Bayi dan toddler : berisiko mengalami infeksi saluran pernafasan atas
(ISPA) hasil pemaparan dari anak-anak lain dan pemaparan asap dari
rokok. Selain itu, selama proses pertumbuhan gigi, beberapa bayi
berkembang kongesti nasal yang memungkinkan pertumbuhan bakteri dan
meningkatkan potensi terjadinya ISPA. ISPA yang sering doalami adalah
nasofaringitis, faringitis, influenza, dan tonsillitis.
3. Anak usia sekolah dan remaja
Anak usia sekolah dan remaja terpapar pada infeksi pernapasan dan
factor-faktor resiko pernafasan, misalnya asap rokok dan merokok.
4. Dewasa muda dan dewasa pertengahan
Individu pada usia pertengahan dan dewasa muda terpapar pada
banyak factor resiko kerdiopulmonar seperti diet yang tidak sehat, kurang
latihan fisik, obat-obatan.

5. Lansia
Kompliansi dinding dada menurun pada klien lansia yang berhubungan
dengan osteoporosis dan kalsifikasi tulang rawan kosta. Otot – otot
pernapasan melemah dan sirkulsi pemubuluh darah pulmonar menurun.
b. Faktor Perilaku
1. Nutrisi
Nutrisi mempengaruhi fungsi kardiopulmonar dalam beberapa cara. Klien
yang mengalami kekurangan gizi mengalami kelemahan otot pernafasan.
Kondisi ini menyebabkan kekekuatan otot dan kerja pernapasan menurun.
2. Latihan Fisik
Latihan fisik meningkatkan aktivitas metabolism tubuh dan kebutuhan
oksigen. Frekuensi dan kedalaman pernapasan meningkat, memampukan
individu untuk mengatasi lebih banyak oksigen dan mengeluarkan
kelebihan karbondoksida.
3. Merokok
Dikaitkan dengan sejumlah penyakit termasuk penyakit jantung, penyakit
paru obstrukti kronis, dan kanker paru.
4. Penyalahgunaan Substansi
Penggunaan alcohol dan obat-obatan secara berlebihan akan
menggganggu oksigenasi jaringan. Kondisi ini sering kali memiliki
asupan nutrisi yang buruk.Kondisi ini menyebabkan penurunan asupan
makanan kaya gizi yang kemudian menyebabkan penurunan prosuksi
hemoglobin.
c. Faktor Lingkungan
Abestosis merupakan penyakit paru yang memperoleh di tempat kerja dan
berkembang setelah individu terpapar asbestosis.
d.

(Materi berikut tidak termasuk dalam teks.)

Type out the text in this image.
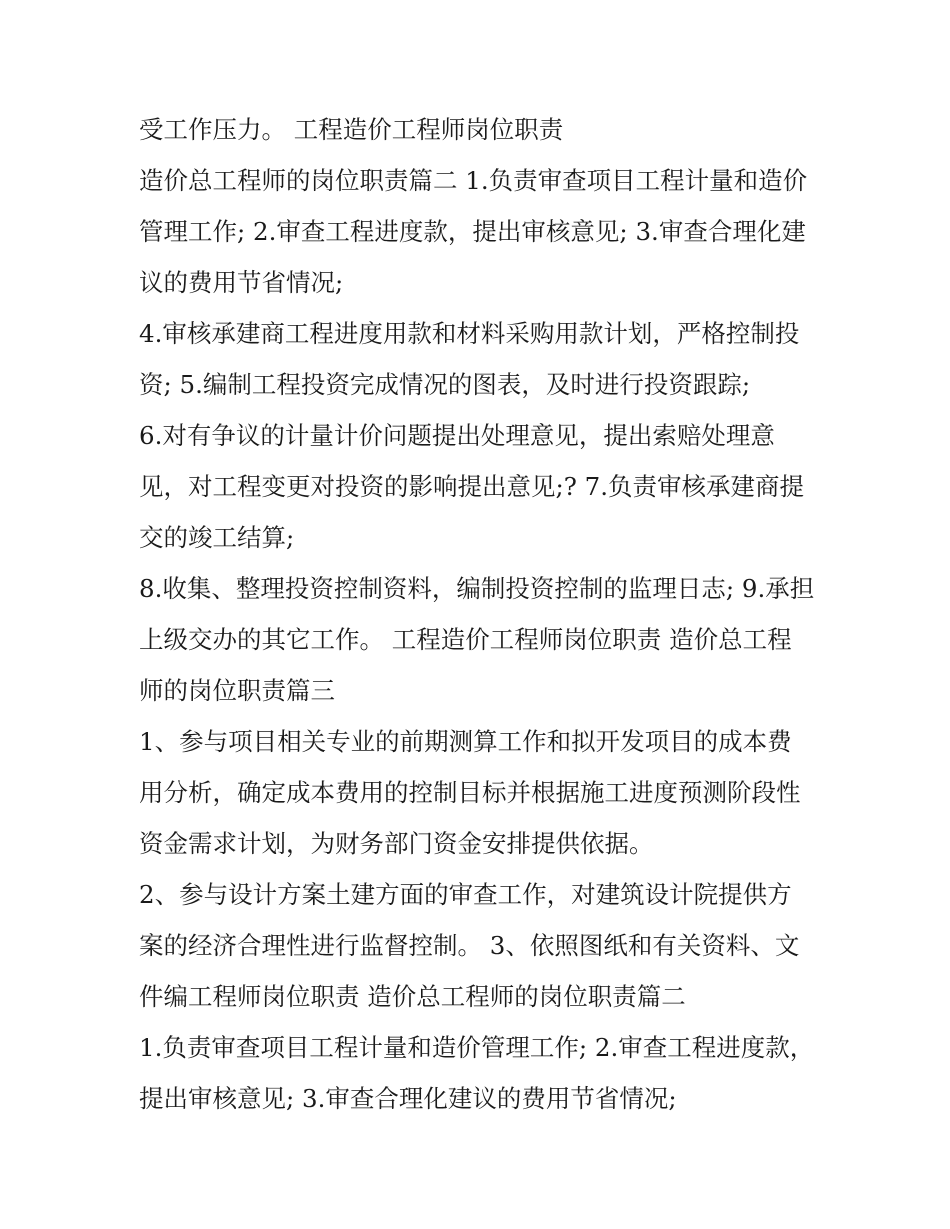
受工作压力。 工程造价工程师岗位职责
造价总工程师的岗位职责篇二 1.负责审查项目工程计量和造价
管理工作; 2.审查工程进度款，提出审核意见; 3.审查合理化建
议的费用节省情况;
4.审核承建商工程进度用款和材料采购用款计划，严格控制投
资; 5.编制工程投资完成情况的图表，及时进行投资跟踪;
6.对有争议的计量计价问题提出处理意见，提出索赔处理意
见，对工程变更对投资的影响提出意见;? 7.负责审核承建商提
交的竣工结算;
8.收集、整理投资控制资料，编制投资控制的监理日志; 9.承担
上级交办的其它工作。 工程造价工程师岗位职责 造价总工程
师的岗位职责篇三
1、参与项目相关专业的前期测算工作和拟开发项目的成本费
用分析，确定成本费用的控制目标并根据施工进度预测阶段性
资金需求计划，为财务部门资金安排提供依据。
2、参与设计方案土建方面的审查工作，对建筑设计院提供方
案的经济合理性进行监督控制。 3、依照图纸和有关资料、文
件编工程师岗位职责 造价总工程师的岗位职责篇二
1.负责审查项目工程计量和造价管理工作; 2.审查工程进度款，
提出审核意见; 3.审查合理化建议的费用节省情况;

Ansietas
Keadaan yang terus-menerus pada insietas beat akan meningkatkan laju
metabolisme tubuh dan kebutuhan oksigen akan meningkat(Potter & Perry,
2006).
1.4 Macam-macam gangguan yang mungkin terjadi pada sistem
Perubahan dalam fungsi pernapasan disebabkan penyakit dan kondisi-
kondisi yang mempengaruhi ventelasi dan transport oksigen.
a. Hiperventilasi
Hiperventilasi meerupakan suatu kondisi ventilasi yang berlebihan yang
dibutuhkan untuk mengeleminasi kerbondioksida normal di vena yang
diproduksi melalui metabolism seluler. Hieprventilasi bisa disebabkan
oleh ansietas, infeksi, obat-obatan, ketidakseimbangan asam-basadan
hipoksia yang dikaitkan dengan embolus paru atau syok. Hiperventilasi
juag dapat ketika tubuh berusaha mengompensasi asidosis metabolic
dengan memproduksi alkalosis repiratorik. Tanda dan gejala hiperventilasi
adlaah takikardi, nafas pendek, nyeri dada, pusing, disorientasi, tinnitus
dan penglihatan yang kabur.
b. Hipoventilaasi
Tertjai ketika ventilasi alveolar tidak adekuat memenuhi kebutuhan
oksigen tubuh atau mengeliminasi karbon dioksida secara adekuat. Tanda
dan gejala hipoventilasi adalah pusing, nyeri kepala, letargi, disorientasi,
koma dan henti jantung. Terapi umtuk penanangan hiperventilasi dan
hipoventilasi dimulai dengan mengobati penyebab yang mendasaro
gangguan tersebut, kemudian ditingkatkan oksigenasi jaringan, perbaikan
fungsi ventilasi, dan upaya keseimbangan asam basa.
c. Hipoksia
Hipoksia adalah oksigenasi yang tidak adekuat pada tingkat jaringan
Kondisi ini terjadi akibat defesiensi pengahantaran oksigen atau
penggunaan oksigen diseluler. Hipoksia disebabkan oleh penuruanan
kadar hemoglobin dan penuruna kapasitas darah yang membawa oksigen,
penuruan konsentrasi oksigen yang diinspirasi, ketidakmampuan jaringan
untuk mengambil oksigen dari darah seperti terjadi pada kasus keracunan
sianida. Penurunan difusi oksigen dari alveoli ke darah, seperti terjadi
pada pada kasus
Pneumonia, perfusi darah yang mengandung oksigen jaringan yang buruk,
sperti pada syok dan keruskan vemtilasi. Tanda dan gejala hipoksia
termsuk rasa cemas, gelisah, tidak mampu berkonsentrasi, penurunan
tingkat kesadaran, pusing perubahan prilaku, pucat dan sianosis.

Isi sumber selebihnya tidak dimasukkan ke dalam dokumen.